Boris Johnson must resist the urge to build, build, build back the same

A response to Boris Johnson’s “Build Build Build” mantra

My (increasingly bushy) eyebrows raised somewhat last week when Boris Johnson stood in front of his podium with his latest three worder “build, build, build” and his promise to cut red tape around infrastructure – and raised even further when the chancellor promised to cut stamp duty during his economic statement delivered yesterday. 

It is clear that property and infrastructure are a key focus for the government currently when it comes to Covid-19 recovery.

Was this the progressive, forward-thinking “liberal Boris” we have heard so much about coming to the fore? I think not. His insistence that “the newt-counting delays in our system are a massive drag on the productivity and prosperity of this country” are typical of what we have come to expect of the Prime Minister, and could well end up serving nobody other than the more unscrupulous developers and investors.   

Boris Johnson’s enthusiasm to cut through red tape to speed up the process is dangerous and should concern us all. It is simply a byword for short-cuts to short-term profits, rather than a sustainable solution to the housing shortage.

Now is not the time to rush headlong into ill-conceived visions of buildings, amenities and networks springing up across the nation like knotweed, replicating and multiplying what we already had pre-Covid. First must come a considered planning phase, designing the future we need together.

When it comes to urban infrastructure, there are no easy answers to guide this recovery journey. However, the answer isn’t to create a planning free-for-all that creates yet more semi-isolated, car-dependent developments and makes a few landowners rich.

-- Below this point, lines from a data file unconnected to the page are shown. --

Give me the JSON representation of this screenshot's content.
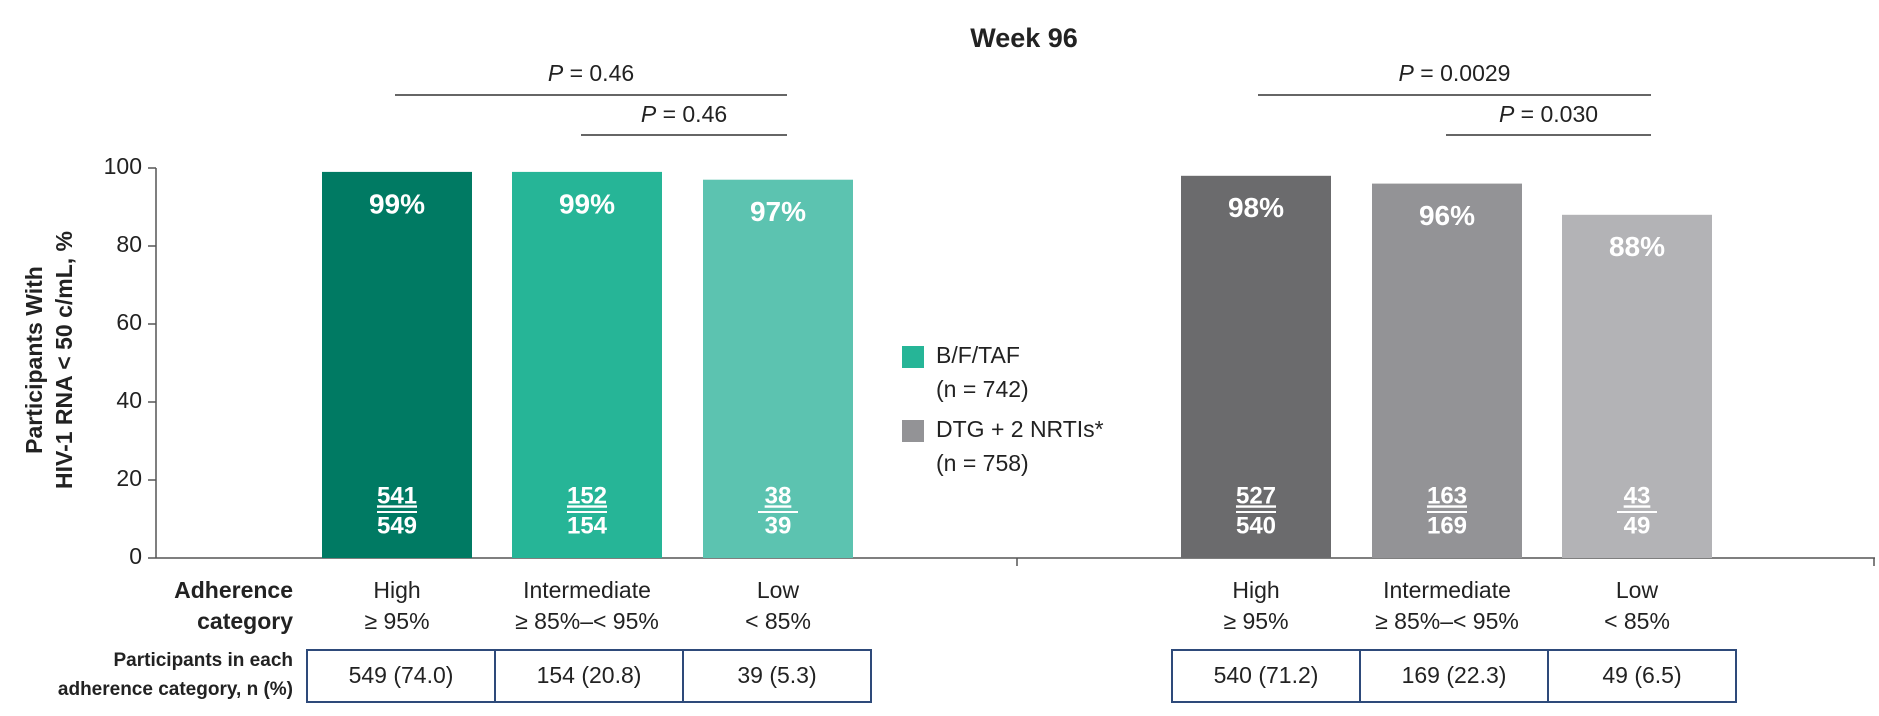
{
  "chart_data": {
    "type": "bar",
    "title": "Week 96",
    "y_label": [
      "Participants With",
      "HIV-1 RNA < 50 c/mL, %"
    ],
    "ylim": [
      0,
      100
    ],
    "yticks": [
      0,
      20,
      40,
      60,
      80,
      100
    ],
    "categories": [
      "High",
      "Intermediate",
      "Low"
    ],
    "category_sublabels": [
      "≥ 95%",
      "≥ 85%–< 95%",
      "< 85%"
    ],
    "category_row_label": [
      "Adherence",
      "category"
    ],
    "table_row_label": [
      "Participants in each",
      "adherence category, n (%)"
    ],
    "series": [
      {
        "name": "B/F/TAF",
        "n_label": "(n = 742)",
        "color": "#26b597",
        "bar_colors": [
          "#007a63",
          "#26b597",
          "#5cc3b0"
        ],
        "values": [
          99,
          99,
          97
        ],
        "value_labels": [
          "99%",
          "99%",
          "97%"
        ],
        "fractions": [
          [
            "541",
            "549"
          ],
          [
            "152",
            "154"
          ],
          [
            "38",
            "39"
          ]
        ],
        "table": [
          "549 (74.0)",
          "154 (20.8)",
          "39 (5.3)"
        ],
        "comparisons": [
          {
            "p": "P",
            "text": "= 0.46"
          },
          {
            "p": "P",
            "text": "= 0.46"
          }
        ]
      },
      {
        "name": "DTG + 2 NRTIs*",
        "n_label": "(n = 758)",
        "color": "#939396",
        "bar_colors": [
          "#6b6b6d",
          "#939396",
          "#b3b3b6"
        ],
        "values": [
          98,
          96,
          88
        ],
        "value_labels": [
          "98%",
          "96%",
          "88%"
        ],
        "fractions": [
          [
            "527",
            "540"
          ],
          [
            "163",
            "169"
          ],
          [
            "43",
            "49"
          ]
        ],
        "table": [
          "540 (71.2)",
          "169 (22.3)",
          "49 (6.5)"
        ],
        "comparisons": [
          {
            "p": "P",
            "text": "= 0.0029"
          },
          {
            "p": "P",
            "text": "= 0.030"
          }
        ]
      }
    ]
  }
}
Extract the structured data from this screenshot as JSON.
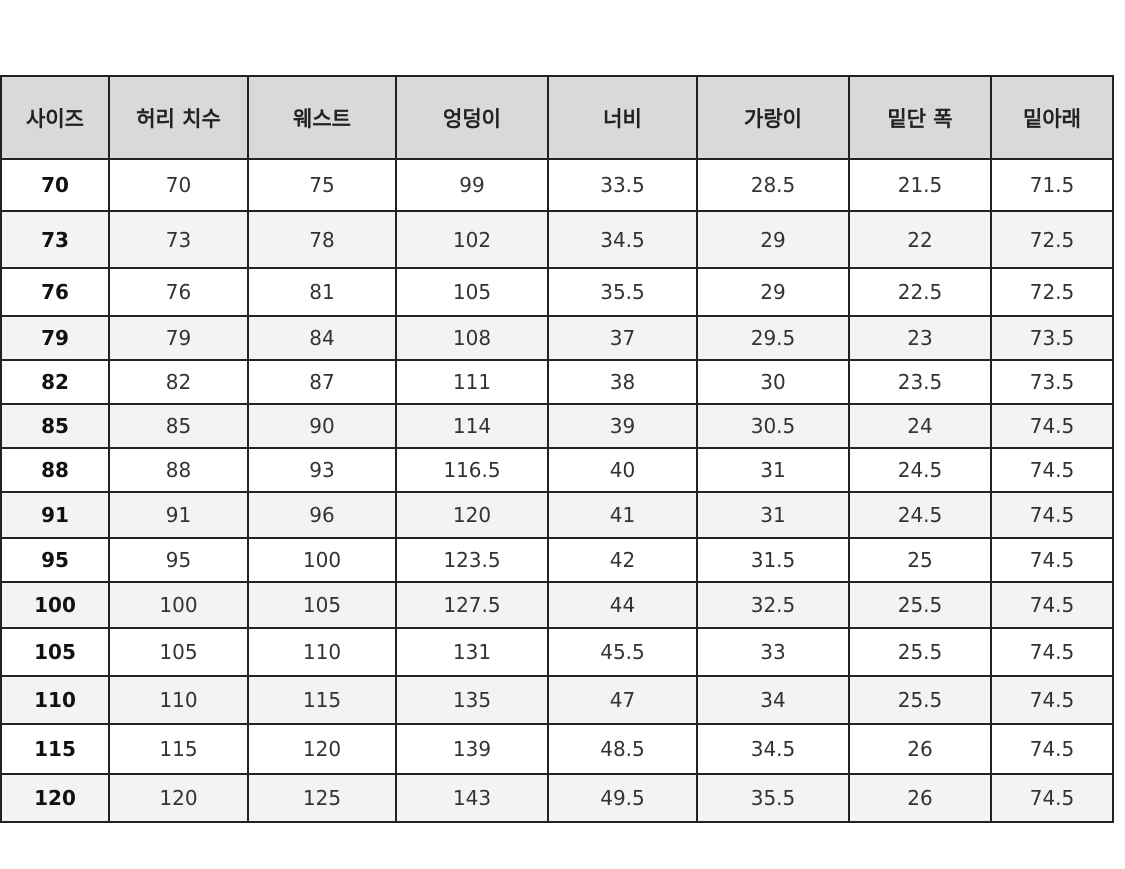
{
  "table": {
    "headers": [
      "사이즈",
      "허리 치수",
      "웨스트",
      "엉덩이",
      "너비",
      "가랑이",
      "밑단 폭",
      "밑아래"
    ],
    "rows": [
      [
        "70",
        "70",
        "75",
        "99",
        "33.5",
        "28.5",
        "21.5",
        "71.5"
      ],
      [
        "73",
        "73",
        "78",
        "102",
        "34.5",
        "29",
        "22",
        "72.5"
      ],
      [
        "76",
        "76",
        "81",
        "105",
        "35.5",
        "29",
        "22.5",
        "72.5"
      ],
      [
        "79",
        "79",
        "84",
        "108",
        "37",
        "29.5",
        "23",
        "73.5"
      ],
      [
        "82",
        "82",
        "87",
        "111",
        "38",
        "30",
        "23.5",
        "73.5"
      ],
      [
        "85",
        "85",
        "90",
        "114",
        "39",
        "30.5",
        "24",
        "74.5"
      ],
      [
        "88",
        "88",
        "93",
        "116.5",
        "40",
        "31",
        "24.5",
        "74.5"
      ],
      [
        "91",
        "91",
        "96",
        "120",
        "41",
        "31",
        "24.5",
        "74.5"
      ],
      [
        "95",
        "95",
        "100",
        "123.5",
        "42",
        "31.5",
        "25",
        "74.5"
      ],
      [
        "100",
        "100",
        "105",
        "127.5",
        "44",
        "32.5",
        "25.5",
        "74.5"
      ],
      [
        "105",
        "105",
        "110",
        "131",
        "45.5",
        "33",
        "25.5",
        "74.5"
      ],
      [
        "110",
        "110",
        "115",
        "135",
        "47",
        "34",
        "25.5",
        "74.5"
      ],
      [
        "115",
        "115",
        "120",
        "139",
        "48.5",
        "34.5",
        "26",
        "74.5"
      ],
      [
        "120",
        "120",
        "125",
        "143",
        "49.5",
        "35.5",
        "26",
        "74.5"
      ]
    ]
  },
  "colors": {
    "header_bg": "#d9d9d9",
    "alt_row_bg": "#f3f3f3",
    "border": "#222222"
  }
}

It is easy to see why the “build, build, build” policy might at first appear attractive, especially to young people. I am thinking of those who have had the joy of a lockdown played out in cramped shared accommodation with no space at all outside — some of whom have had enough of inner city living and are prepared to commute from the outskirts if it means they have decent space to live in and access to outside space. Doesn’t it seem wrong that we attract young talent to our financially thriving cities and then put them in rabbit hutches?

These thoughts take me back to my days at the Commission for Architecture and the Built Environment, when in 1999 Richard Rogers’ ‘Towards and Urban Renaissance’ became the planning mantra.

This was a common sense and sustainable approach to ensuring that our cities and transport nodes were densified to make best use of resources and ensure that shops and services benefited from this density.

However, for many developers it became an opportunity to  ‘cram cram cram’ people in, maximising returns. The planning system had too little clout and often lacked the skills to prevent the laudable aims of Towards an Urban Renaissance from being delivered. Instead, it often ended up with tiny newbuild apartments without outdoor space.

Now there is a risk of the same thing happening again, adding more tiny living spaces to the overly subdivided older properties that Covid-19 has proved are totally unsuitable for the wellbeing of so many.

We need to ensure we take the right lessons forward from the coronavirus pandemic as a society. We have to learn from the reduction in respiratory-related (Covid-19 excepting) illnesses resulting from decreased air pollution levels during lockdown. We have to learn that for many the only solace of the past few months has been to venture outside, walk, run, cycle, enjoy the sound of birdsong and to watch springs and summer unfold in real time. 

We surely have a duty to respond to the wellbeing issues that have been loudly trumpeted, resulting from cramped conditions and a lack of access to green spaces.

Intelligent and carefully thought-out infrastructure solutions are needed that don’t pander to the Nimbys but instead listen to environmentalists. Yes we need to act fast, but simply slashing red tape and allowing a culture of building purely to get people working is short-sighted short-termism bundled up with long-term self-harm.

Do we densify the suburbs and create 15 minute neighbourhoods? Do we build garden cities and do it properly? Could we rezone our towns and cities and create green spaces where there were once retail parks? There are radical and not so radical solutions out there.

This is not the time to build back the same. Rather, now is the time for developers, planners, environmentalists, pressure groups and young diverse voices to come together and plan, plan, plan.